From here on, it is just arithmetic: 830,000 barrels per day equals 303,000,000 barrels per year. If Koch gets 1/18 of that capacity, it is 16.8 million barrels per year. IFG says Koch *only* needs to sell eight billion barrels to break even on the $120 billion it will lose (over 50 years) because of the pipeline. So how long will it take Koch to break even? Eight billion divided by 16.8 million = 476 years. Yup! In a mere 476 years, Koch will break even on the Keystone pipeline!
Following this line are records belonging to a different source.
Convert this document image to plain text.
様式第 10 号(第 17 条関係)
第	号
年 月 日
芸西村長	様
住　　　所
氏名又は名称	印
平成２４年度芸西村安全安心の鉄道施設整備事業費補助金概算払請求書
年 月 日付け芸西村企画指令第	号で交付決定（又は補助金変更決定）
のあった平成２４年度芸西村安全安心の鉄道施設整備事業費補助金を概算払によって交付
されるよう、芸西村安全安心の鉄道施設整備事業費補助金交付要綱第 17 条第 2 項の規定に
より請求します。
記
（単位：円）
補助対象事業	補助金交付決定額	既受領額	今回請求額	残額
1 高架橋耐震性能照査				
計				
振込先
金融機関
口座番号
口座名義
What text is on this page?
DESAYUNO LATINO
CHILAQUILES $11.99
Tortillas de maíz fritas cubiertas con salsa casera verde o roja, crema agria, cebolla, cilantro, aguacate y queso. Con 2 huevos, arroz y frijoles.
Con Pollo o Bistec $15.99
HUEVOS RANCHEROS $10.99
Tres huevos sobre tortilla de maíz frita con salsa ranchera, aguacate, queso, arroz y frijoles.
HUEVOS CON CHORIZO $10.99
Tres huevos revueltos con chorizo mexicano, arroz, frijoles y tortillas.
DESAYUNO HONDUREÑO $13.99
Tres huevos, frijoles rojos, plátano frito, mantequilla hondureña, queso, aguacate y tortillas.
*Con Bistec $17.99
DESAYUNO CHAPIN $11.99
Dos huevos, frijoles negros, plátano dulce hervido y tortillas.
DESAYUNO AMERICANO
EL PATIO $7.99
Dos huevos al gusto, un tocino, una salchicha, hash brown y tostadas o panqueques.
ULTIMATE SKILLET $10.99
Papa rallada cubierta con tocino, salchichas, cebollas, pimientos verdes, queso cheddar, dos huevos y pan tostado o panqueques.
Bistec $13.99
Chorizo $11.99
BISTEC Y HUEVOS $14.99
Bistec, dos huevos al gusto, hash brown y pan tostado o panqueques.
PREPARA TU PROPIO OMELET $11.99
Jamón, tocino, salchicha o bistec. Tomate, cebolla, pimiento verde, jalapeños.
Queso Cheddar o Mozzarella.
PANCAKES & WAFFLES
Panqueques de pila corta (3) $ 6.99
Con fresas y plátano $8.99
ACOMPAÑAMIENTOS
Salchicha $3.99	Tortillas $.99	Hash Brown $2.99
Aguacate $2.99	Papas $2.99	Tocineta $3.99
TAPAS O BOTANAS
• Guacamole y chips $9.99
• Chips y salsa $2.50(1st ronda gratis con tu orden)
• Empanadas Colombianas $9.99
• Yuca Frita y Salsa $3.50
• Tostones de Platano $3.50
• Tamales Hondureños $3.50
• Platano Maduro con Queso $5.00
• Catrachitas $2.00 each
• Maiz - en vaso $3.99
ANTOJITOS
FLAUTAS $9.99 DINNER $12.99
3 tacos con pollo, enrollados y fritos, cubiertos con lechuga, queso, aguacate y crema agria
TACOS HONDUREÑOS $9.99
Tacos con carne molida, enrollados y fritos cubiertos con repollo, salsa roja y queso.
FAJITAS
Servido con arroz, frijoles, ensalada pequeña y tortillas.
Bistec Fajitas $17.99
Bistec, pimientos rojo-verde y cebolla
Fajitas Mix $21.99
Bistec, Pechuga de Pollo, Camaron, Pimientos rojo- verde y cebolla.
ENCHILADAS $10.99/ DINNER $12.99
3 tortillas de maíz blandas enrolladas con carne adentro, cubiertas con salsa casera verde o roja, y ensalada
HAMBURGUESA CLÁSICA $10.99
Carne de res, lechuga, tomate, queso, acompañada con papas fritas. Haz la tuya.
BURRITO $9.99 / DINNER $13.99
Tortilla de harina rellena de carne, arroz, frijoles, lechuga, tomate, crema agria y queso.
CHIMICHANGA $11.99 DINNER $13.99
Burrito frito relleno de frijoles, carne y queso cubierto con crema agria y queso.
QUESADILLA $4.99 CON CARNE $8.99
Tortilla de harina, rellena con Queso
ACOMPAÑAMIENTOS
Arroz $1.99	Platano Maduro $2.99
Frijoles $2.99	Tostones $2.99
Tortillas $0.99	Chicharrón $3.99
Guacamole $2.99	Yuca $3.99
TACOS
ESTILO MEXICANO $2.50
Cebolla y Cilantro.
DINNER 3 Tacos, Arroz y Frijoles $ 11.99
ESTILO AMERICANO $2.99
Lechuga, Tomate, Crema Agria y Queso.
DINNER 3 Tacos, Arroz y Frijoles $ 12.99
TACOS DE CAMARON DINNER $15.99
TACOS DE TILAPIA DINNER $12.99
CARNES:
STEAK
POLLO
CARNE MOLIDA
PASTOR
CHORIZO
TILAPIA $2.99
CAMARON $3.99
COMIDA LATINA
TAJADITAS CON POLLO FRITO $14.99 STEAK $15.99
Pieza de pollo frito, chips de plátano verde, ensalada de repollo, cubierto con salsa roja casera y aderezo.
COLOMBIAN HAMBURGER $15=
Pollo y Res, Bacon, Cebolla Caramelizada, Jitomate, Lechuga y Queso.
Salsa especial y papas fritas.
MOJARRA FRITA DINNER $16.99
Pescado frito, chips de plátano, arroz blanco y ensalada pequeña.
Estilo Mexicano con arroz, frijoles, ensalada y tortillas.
And that assumes IFG’s facts are correct. In fact, to the best of my knowledge Koch produces no, or virtually no, oil in Alberta.
So what is going on here? Rich liberals hire kids–recent college graduates, or maybe college or high school students–to produce idiotic “research reports” that can be dismantled by anyone familiar with arithmetic, let alone the oil and gas industry, of which these kids obviously know nothing at all. The claims these reports make are completely divorced from reality, but liberals don’t seem to care. The Huffington Post headlines: “Keystone XL Pipeline Could Yield $100 Billion For Koch Brothers.” PolicyMic: “Actually, You Probably WILL Guess Who Stands to Make $100 Billion Off the Keystone XL Pipeline.” TruthDig: “Koch Brothers Stand to Make $100 Billion From Keystone Pipeline.” And, of course, the Kos Kidz are all over it.
This isn’t just stupid, it is insane. It is also, unfortunately, a good example of what modern liberalism has come to. No regard for truth, just blind hatred.